Watkins’s approach is scrupulously honest and ethical—though it’s clumsy as satire in moments such as the animated interlude starring an anthropomorphic mushroom cloud called “Nukie,” and perhaps this limits the efficacy of The Journey as a “tool for social change.” A fourteen-and-a-half-hour documentary about nuclear proliferation just doesn’t address itself to the broadest possible audience—although if you, like myself, happen to believe that the use of art as a tool for social change fails in just about every case other than maybe Uncle Tom’s Cabin and Blackfish, this isn’t necessarily a demerit. Watkins tells hard truths here, and in a language that owes very little to those he opposes, and that is enough. The Journey isn’t made to be seen by the greatest number of people, but instead to be really seen by those who brave it. (It might be noted that Watkins was responding to a proliferation of Anglo-American Armageddon dramas in the Reagan-Thatcher era, including The Day After and Special Bulletin [both 1983], and Threads and Countdown to Looking Glass [both 1984], whose imaginings of a nuclear holocaust Watkins took to be a kind of invitation.)

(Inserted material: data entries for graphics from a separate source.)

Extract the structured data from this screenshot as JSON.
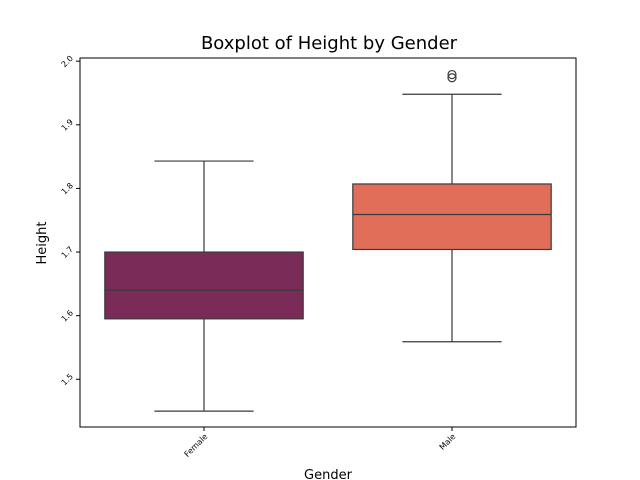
{
  "chart_data": {
    "type": "box",
    "title": "Boxplot of Height by Gender",
    "xlabel": "Gender",
    "ylabel": "Height",
    "ylim": [
      1.425,
      2.005
    ],
    "yticks": [
      "1.5",
      "1.6",
      "1.7",
      "1.8",
      "1.9",
      "2.0"
    ],
    "grid": false,
    "categories": [
      "Female",
      "Male"
    ],
    "boxes": [
      {
        "label": "Female",
        "whisker_low": 1.45,
        "q1": 1.595,
        "median": 1.64,
        "q3": 1.7,
        "whisker_high": 1.843,
        "outliers": [],
        "color": "#7a2b57"
      },
      {
        "label": "Male",
        "whisker_low": 1.559,
        "q1": 1.704,
        "median": 1.759,
        "q3": 1.807,
        "whisker_high": 1.948,
        "outliers": [
          1.974,
          1.979
        ],
        "color": "#e06e58"
      }
    ]
  }
}
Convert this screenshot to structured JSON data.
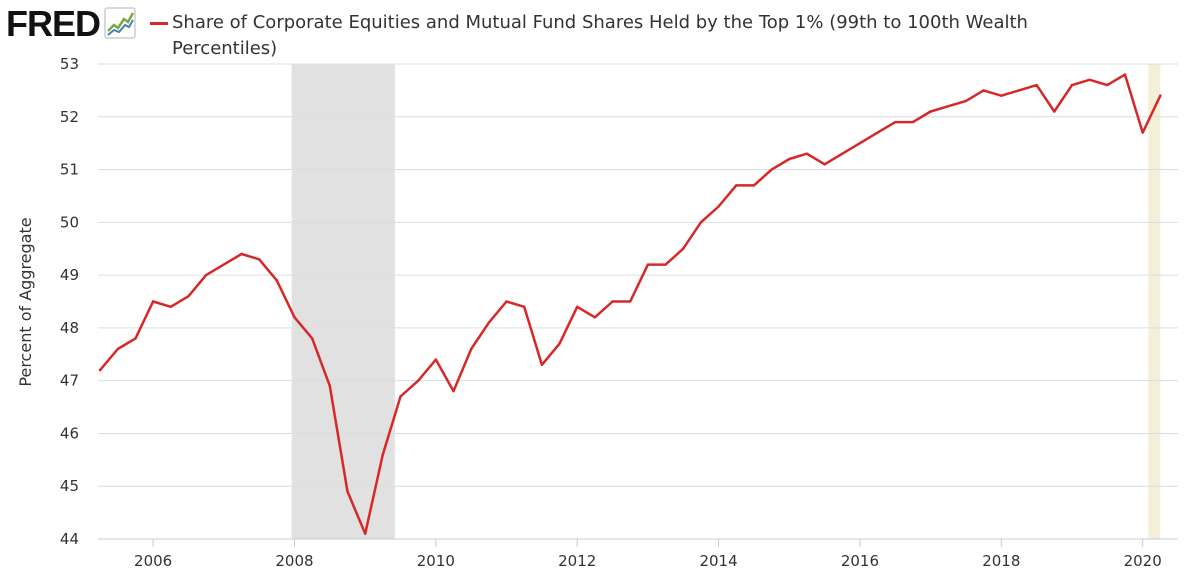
{
  "header": {
    "logo_text": "FRED",
    "logo_icon": "trend-line-icon"
  },
  "colors": {
    "series": "#d62828",
    "recession": "#e1e1e1",
    "highlight": "#f4f0d8",
    "grid": "#d9dde3",
    "text": "#333333"
  },
  "chart_data": {
    "type": "line",
    "title": "Share of Corporate Equities and Mutual Fund Shares Held by the Top 1% (99th to 100th Wealth Percentiles)",
    "xlabel": "",
    "ylabel": "Percent of Aggregate",
    "xlim": [
      2005.22,
      2020.5
    ],
    "ylim": [
      44,
      53
    ],
    "yticks": [
      "44",
      "45",
      "46",
      "47",
      "48",
      "49",
      "50",
      "51",
      "52",
      "53"
    ],
    "xticks": [
      "2006",
      "2008",
      "2010",
      "2012",
      "2014",
      "2016",
      "2018",
      "2020"
    ],
    "grid": true,
    "legend": "top",
    "shaded_periods": [
      {
        "kind": "recession",
        "start": 2007.96,
        "end": 2009.42
      },
      {
        "kind": "highlight",
        "start": 2020.08,
        "end": 2020.25
      }
    ],
    "series": [
      {
        "name": "Share of Corporate Equities and Mutual Fund Shares Held by the Top 1% (99th to 100th Wealth Percentiles)",
        "x": [
          2005.25,
          2005.5,
          2005.75,
          2006.0,
          2006.25,
          2006.5,
          2006.75,
          2007.0,
          2007.25,
          2007.5,
          2007.75,
          2008.0,
          2008.25,
          2008.5,
          2008.75,
          2009.0,
          2009.25,
          2009.5,
          2009.75,
          2010.0,
          2010.25,
          2010.5,
          2010.75,
          2011.0,
          2011.25,
          2011.5,
          2011.75,
          2012.0,
          2012.25,
          2012.5,
          2012.75,
          2013.0,
          2013.25,
          2013.5,
          2013.75,
          2014.0,
          2014.25,
          2014.5,
          2014.75,
          2015.0,
          2015.25,
          2015.5,
          2015.75,
          2016.0,
          2016.25,
          2016.5,
          2016.75,
          2017.0,
          2017.25,
          2017.5,
          2017.75,
          2018.0,
          2018.25,
          2018.5,
          2018.75,
          2019.0,
          2019.25,
          2019.5,
          2019.75,
          2020.0,
          2020.25
        ],
        "values": [
          47.2,
          47.6,
          47.8,
          48.5,
          48.4,
          48.6,
          49.0,
          49.2,
          49.4,
          49.3,
          48.9,
          48.2,
          47.8,
          46.9,
          44.9,
          44.1,
          45.6,
          46.7,
          47.0,
          47.4,
          46.8,
          47.6,
          48.1,
          48.5,
          48.4,
          47.3,
          47.7,
          48.4,
          48.2,
          48.5,
          48.5,
          49.2,
          49.2,
          49.5,
          50.0,
          50.3,
          50.7,
          50.7,
          51.0,
          51.2,
          51.3,
          51.1,
          51.3,
          51.5,
          51.7,
          51.9,
          51.9,
          52.1,
          52.2,
          52.3,
          52.5,
          52.4,
          52.5,
          52.6,
          52.1,
          52.6,
          52.7,
          52.6,
          52.8,
          51.7,
          52.4
        ]
      }
    ]
  }
}
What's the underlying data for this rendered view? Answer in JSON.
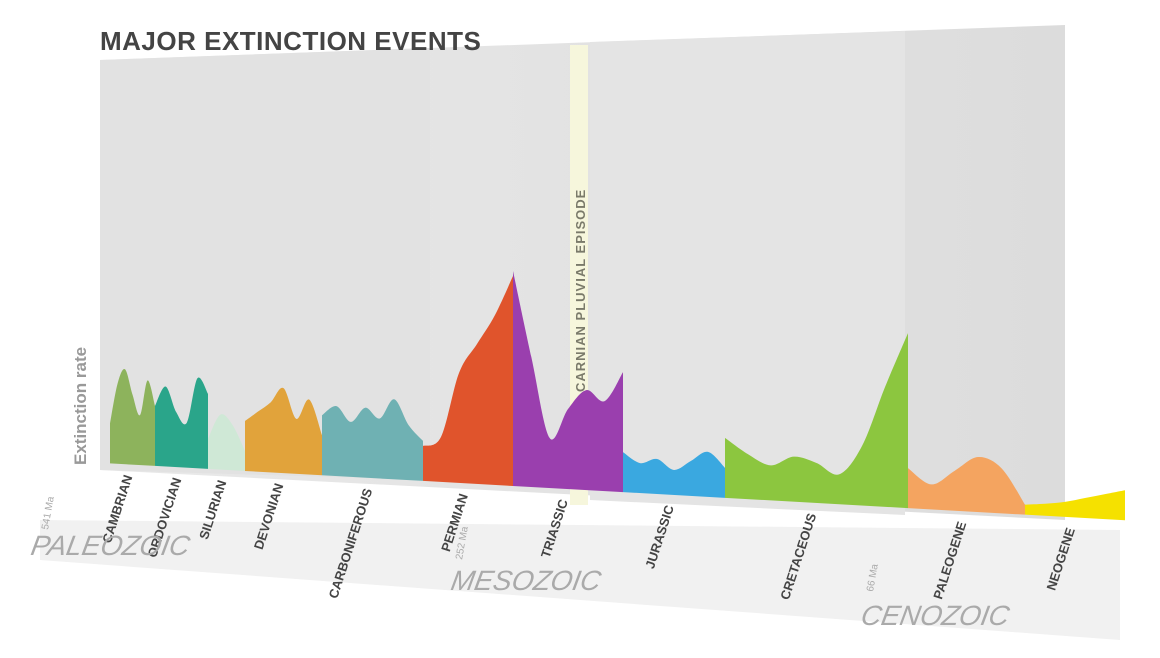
{
  "title": "MAJOR EXTINCTION EVENTS",
  "y_label": "Extinction rate",
  "annotation": "CARNIAN PLUVIAL EPISODE",
  "periods": [
    {
      "name": "CAMBRIAN",
      "color": "#8db35c"
    },
    {
      "name": "ORDOVICIAN",
      "color": "#2aa58a"
    },
    {
      "name": "SILURIAN",
      "color": "#cfe8d6"
    },
    {
      "name": "DEVONIAN",
      "color": "#e1a33b"
    },
    {
      "name": "CARBONIFEROUS",
      "color": "#6fb1b3"
    },
    {
      "name": "PERMIAN",
      "color": "#e0542c"
    },
    {
      "name": "TRIASSIC",
      "color": "#9a3fae"
    },
    {
      "name": "JURASSIC",
      "color": "#3aa8e0"
    },
    {
      "name": "CRETACEOUS",
      "color": "#8cc63f"
    },
    {
      "name": "PALEOGENE",
      "color": "#f4a460"
    },
    {
      "name": "NEOGENE",
      "color": "#f5e100"
    }
  ],
  "eras": [
    "PALEOZOIC",
    "MESOZOIC",
    "CENOZOIC"
  ],
  "dates": [
    "541 Ma",
    "252 Ma",
    "66 Ma"
  ]
}
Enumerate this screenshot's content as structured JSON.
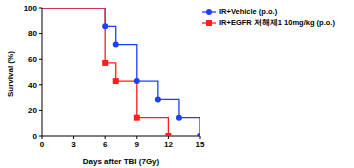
{
  "chart_data": {
    "type": "line",
    "line_style": "step",
    "x_label": "Days after TBI (7Gy)",
    "y_label": "Survival (%)",
    "xlim": [
      0,
      15
    ],
    "xticks": [
      0,
      3,
      6,
      9,
      12,
      15
    ],
    "ylim": [
      0,
      100
    ],
    "yticks": [
      0,
      20,
      40,
      60,
      80,
      100
    ],
    "grid": false,
    "legend": "upper right",
    "series": [
      {
        "name": "IR+Vehicle (p.o.)",
        "color": "#1f3fff",
        "marker": "circle",
        "x": [
          0,
          6,
          7,
          9,
          11,
          13,
          15
        ],
        "values": [
          100,
          85.7,
          71.4,
          42.9,
          28.6,
          14.3,
          0
        ]
      },
      {
        "name": "IR+EGFR 저해제1 10mg/kg (p.o.)",
        "color": "#ff1f1f",
        "marker": "square",
        "x": [
          0,
          6,
          7,
          9,
          12
        ],
        "values": [
          100,
          57.1,
          42.9,
          14.3,
          0
        ]
      }
    ]
  }
}
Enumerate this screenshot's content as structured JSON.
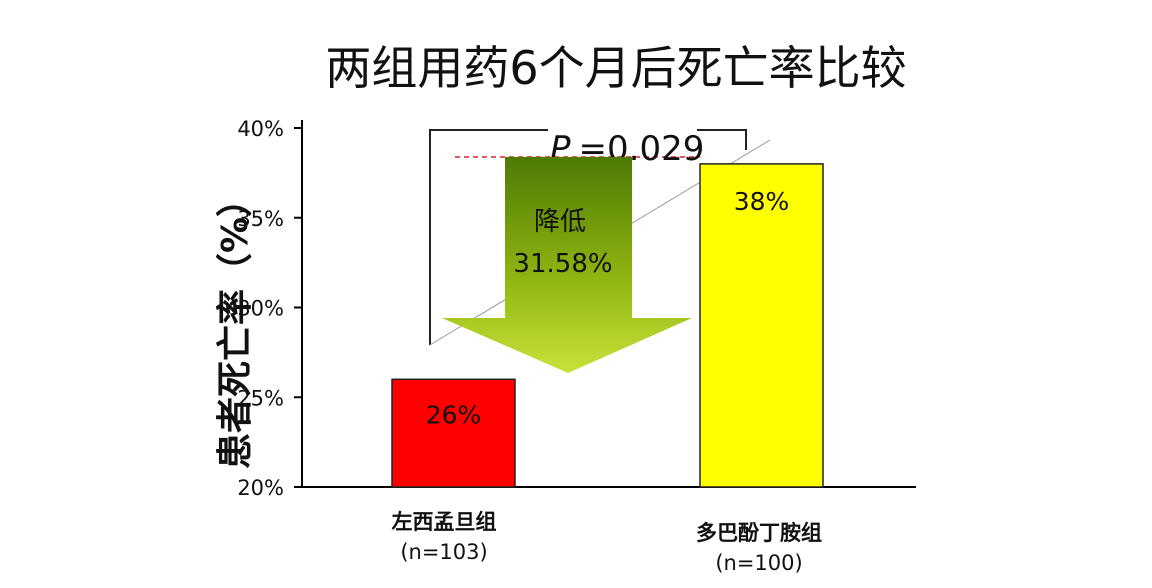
{
  "chart_data": {
    "type": "bar",
    "title": "两组用药6个月后死亡率比较",
    "ylabel": "患者死亡率（%）",
    "ylim": [
      20,
      40
    ],
    "yticks": [
      "20%",
      "25%",
      "30%",
      "35%",
      "40%"
    ],
    "ytick_values": [
      20,
      25,
      30,
      35,
      40
    ],
    "categories": [
      {
        "name": "左西孟旦组",
        "n": "(n=103)"
      },
      {
        "name": "多巴酚丁胺组",
        "n": "(n=100)"
      }
    ],
    "values": [
      26,
      38
    ],
    "data_labels": [
      "26%",
      "38%"
    ],
    "colors": [
      "#ff0000",
      "#ffff00"
    ],
    "p_label_italic": "P",
    "p_label_value": "=0.029",
    "arrow_label_line1": "降低",
    "arrow_label_line2": "31.58%",
    "arrow_color": "#8db410",
    "grid": false,
    "legend": "none"
  }
}
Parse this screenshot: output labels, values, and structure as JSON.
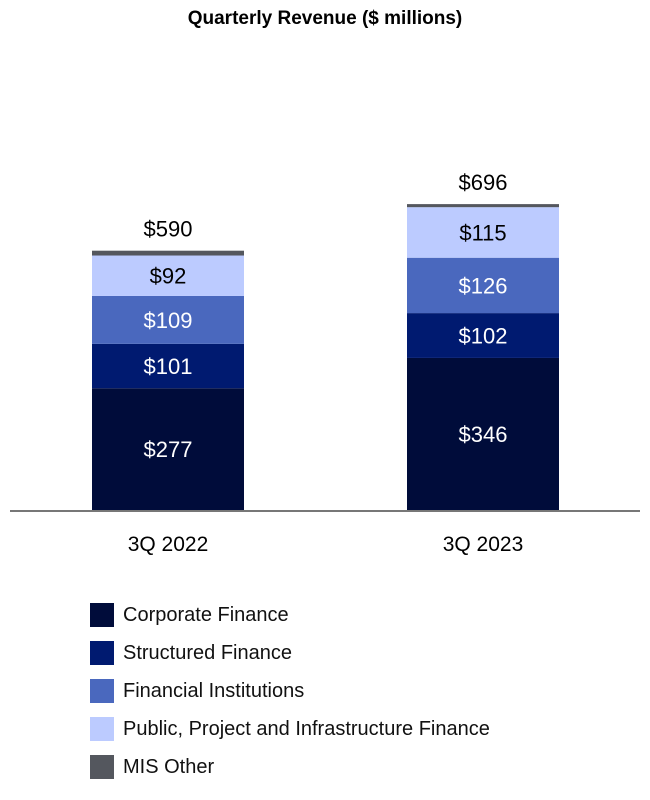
{
  "chart_data": {
    "type": "bar",
    "stacked": true,
    "title": "Quarterly Revenue ($ millions)",
    "xlabel": "",
    "ylabel": "",
    "ylim": [
      0,
      760
    ],
    "grid": false,
    "legend_placement": "bottom",
    "categories": [
      "3Q 2022",
      "3Q 2023"
    ],
    "totals": [
      590,
      696
    ],
    "total_labels": [
      "$590",
      "$696"
    ],
    "series": [
      {
        "name": "Corporate Finance",
        "color": "#000C3A",
        "values": [
          277,
          346
        ],
        "labels": [
          "$277",
          "$346"
        ]
      },
      {
        "name": "Structured Finance",
        "color": "#001A70",
        "values": [
          101,
          102
        ],
        "labels": [
          "$101",
          "$102"
        ]
      },
      {
        "name": "Financial Institutions",
        "color": "#4A68BE",
        "values": [
          109,
          126
        ],
        "labels": [
          "$109",
          "$126"
        ]
      },
      {
        "name": "Public, Project and Infrastructure Finance",
        "color": "#BCCBFF",
        "values": [
          92,
          115
        ],
        "labels": [
          "$92",
          "$115"
        ]
      },
      {
        "name": "MIS Other",
        "color": "#54575E",
        "values": [
          11,
          7
        ],
        "labels": [
          "",
          ""
        ]
      }
    ]
  }
}
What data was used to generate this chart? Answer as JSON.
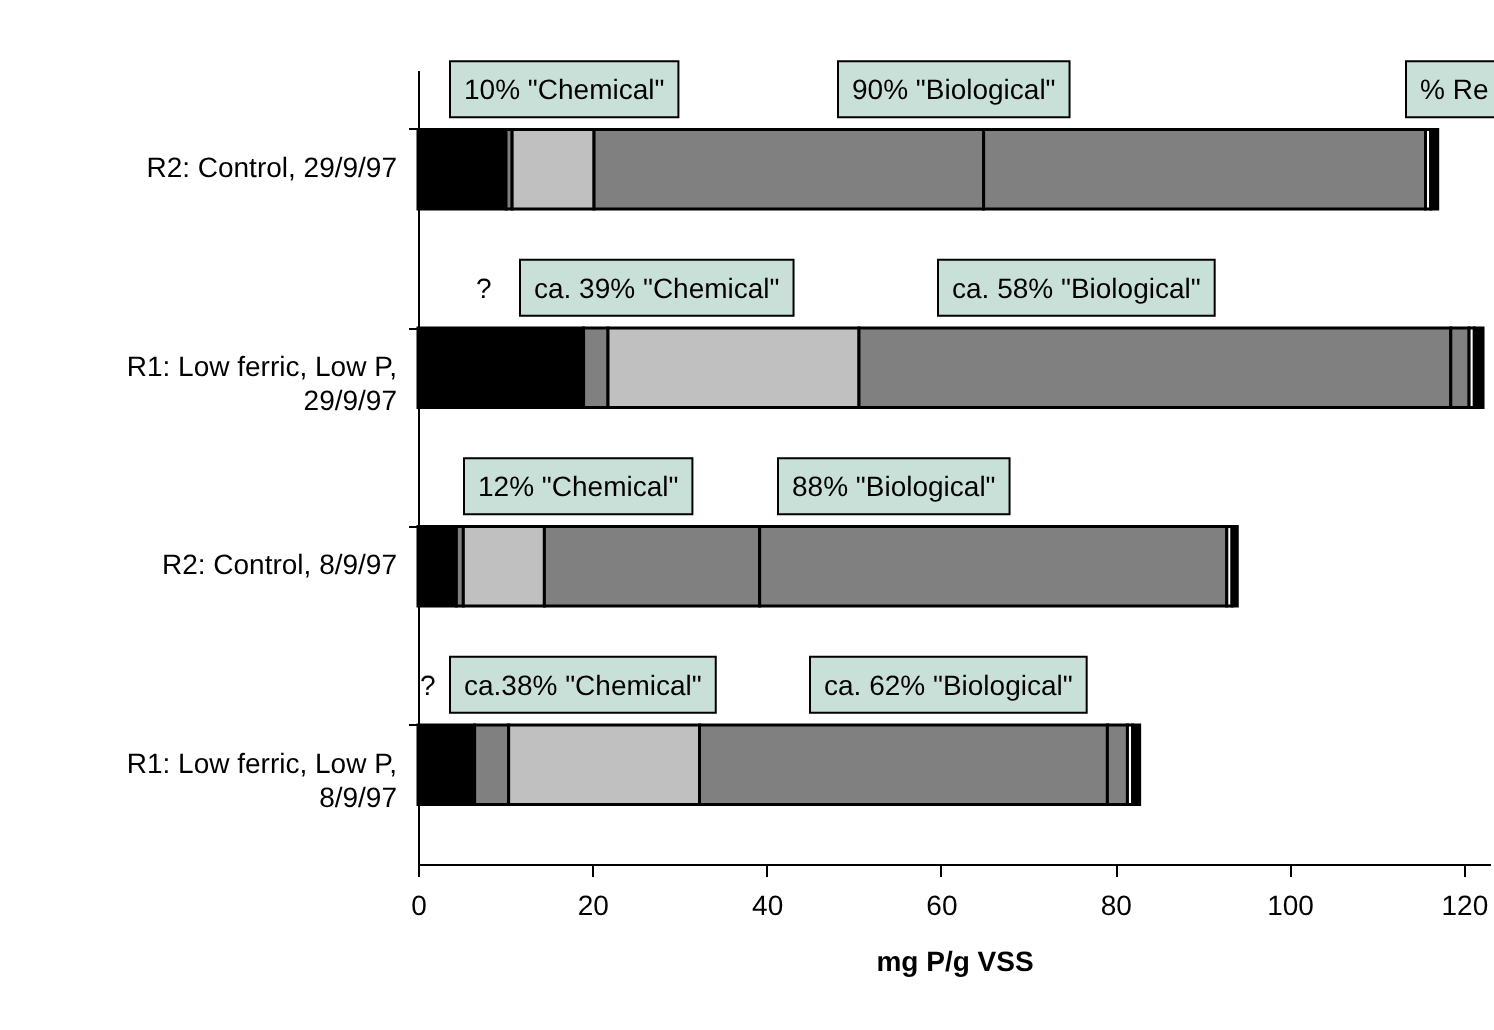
{
  "chart_data": {
    "type": "bar",
    "orientation": "horizontal",
    "stacked": true,
    "xlabel": "mg P/g VSS",
    "categories": [
      "R2: Control, 29/9/97",
      "R1: Low ferric, Low P, 29/9/97",
      "R2: Control, 8/9/97",
      "R1: Low ferric, Low P, 8/9/97"
    ],
    "series": [
      {
        "color": "#000000",
        "values": [
          10.1,
          19.0,
          4.4,
          6.5
        ]
      },
      {
        "color": "#808080",
        "values": [
          0.7,
          2.8,
          0.8,
          3.9
        ]
      },
      {
        "color": "#c0c0c0",
        "values": [
          9.4,
          28.8,
          9.3,
          21.9
        ]
      },
      {
        "color": "#808080",
        "values": [
          44.7,
          67.9,
          24.7,
          46.8
        ]
      },
      {
        "color": "#808080",
        "values": [
          50.7,
          2.1,
          53.6,
          2.3
        ]
      },
      {
        "color": "#ffffff",
        "values": [
          0.6,
          0.6,
          0.6,
          0.6
        ]
      },
      {
        "color": "#000000",
        "values": [
          0.8,
          1.0,
          0.6,
          0.8
        ]
      }
    ],
    "xlim": [
      0,
      123
    ],
    "xticks": [
      0,
      20,
      40,
      60,
      80,
      100,
      120
    ],
    "grid": false,
    "legend": false,
    "annotations": [
      "10% \"Chemical\"",
      "90% \"Biological\"",
      "% Re",
      "?",
      "ca. 39% \"Chemical\"",
      "ca. 58% \"Biological\"",
      "12% \"Chemical\"",
      "88% \"Biological\"",
      "?",
      "ca.38% \"Chemical\"",
      "ca. 62% \"Biological\""
    ]
  }
}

The making of a movie as enormous as The Journey is, in itself, an act of defiance. I’m reminded of something the film director and shit-stirrer Nick Zedd once wrote about avant-garde deity Jack Smith: “Attending a [Smith] event was a long march of endurance, a challenge: the realization of a way of life not lived by people on time schedules dictated by jobs, personal responsibilities, or the need to be distracted and amused.” Watkins tells us that his subjects in The Journey are “money and time, and the ways which we use them on this planet,” while the sheer heft of the film—by most reckonings the longest nonexperimental film ever made, an achievement even more remarkable when you consider the rigor of construction on display throughout—is a reproach to how we do use them. (I write this on a day when the internet is abuzz with rumors concerning the iPhone’s new “theater mode,” which presumably will allow the cubicle-dweller to remain on call and on the clock at the multiplex.)
Watkins is still a filmmaker, however, and he avails himself of the medium’s tools, helpfully announcing his own pieces of deceit. (He explicates his motives for an associative edit, and during a Gaelic-language community meeting in the Scottish Hebrides discussing the militarization of the region, he announces, “These are cutaways I put in . . . to condense the main scene.”) Most freely used is cinema’s ability to collapse distances, moving, for example, between sunny Polynesia and the frozen Saint Lawrence River in the blink of an eye. At least one journey, though, he is eager for the viewer to experience step by trudging step—one on foot along the tracks that carry assembled warheads on a so-called white train from the Pantax assembly plant in Amarillo, Texas, to a nuclear submarine base in Bangor, Washington. He returns to images of walking the last leg of this journey throughout the film, like a sort of refrain; following the trajectory of the warheads provides the film a kind of structure. These tracks are the film’s spine, one journey among many, and I doubt that anyone can walk their entire length with Watkins and remain wholly the same.